What about inexpensive primes like:
50mm f/1.8D AF Nikkor
AF-S DX NIKKOR 35mm f/1.8G?

Granted, Pentax has DA 35mm f/2.4, with similar price, but it is slower than 35mm f/1.8 Nikkor.

The latest Pentax 18-135mm lens looks like a good consumer zoom. Nice focusing speed and sharpness. What about its price? Well ... thats not so nice.

So Pentax glass is not cheaper. Maybe it was cheaper some time ago.

Btw. "A lot of second hand glass" is another Pentax myth too. All photography stores in my area that sell second hand lenses have a lot of Canon and Nikon glass, but very little (if any) of the Pentax glass. The same applies to the new glass as well. In addition to this better Pentax lenses are overpriced (for what they can do). The same applies to Pentax flashes.

It may be slightly different story if you like to shot manual though.



I agree that these Oly cameras are nice, but there is one 'but' - The Olympus is abandoning the 4/3-rds system. The only 4/3 camera still being produced is E5, the rest of the new Oly stuff is micro 4/3. Granted 4/3 lenses can be used on micro 4/3 cameras with an adapter, but still, their performance will not be the same. So it is probably not a good idea to invest into 4/3 system now. Micro 4/3 is a different story. Even there Oly is a bit slow.

the reason why the oly 600 is so cheap is because
1) for some reason oly decided to make the 620 for the NA market and call it 600 without some filter built in... drop the price quite a bit
2) 4/3 is abandon = cheap ass camera
3) 2 kit lens = good coverage for super cheap, 4/3 takes almost all type of manual lens (MD/FD which are dirt cheap).

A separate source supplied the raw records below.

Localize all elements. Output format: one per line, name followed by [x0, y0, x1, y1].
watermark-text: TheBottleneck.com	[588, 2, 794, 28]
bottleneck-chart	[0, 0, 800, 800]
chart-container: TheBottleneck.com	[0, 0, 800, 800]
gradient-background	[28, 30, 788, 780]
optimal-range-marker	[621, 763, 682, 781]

That's all it's got going for, some people buy older/cheaper canon DSLR to mod and mount MD lens on them, i think buying an oly 600 might be even better (you essentially get in body IS, a swing out LCD, 2 kit lens that cover 14-150mm that would do AF), all for 100 dollars more than an older canon body...

This is definitely not something for the fainted heart, but you will definitely learn alot from it .

Other wise go with the pentax, the k-x/k-r are quite nice camera to be had ATM. the pentax bundle with kit lens provide exceptional value IMO... haven't found anything that can beat their bundle.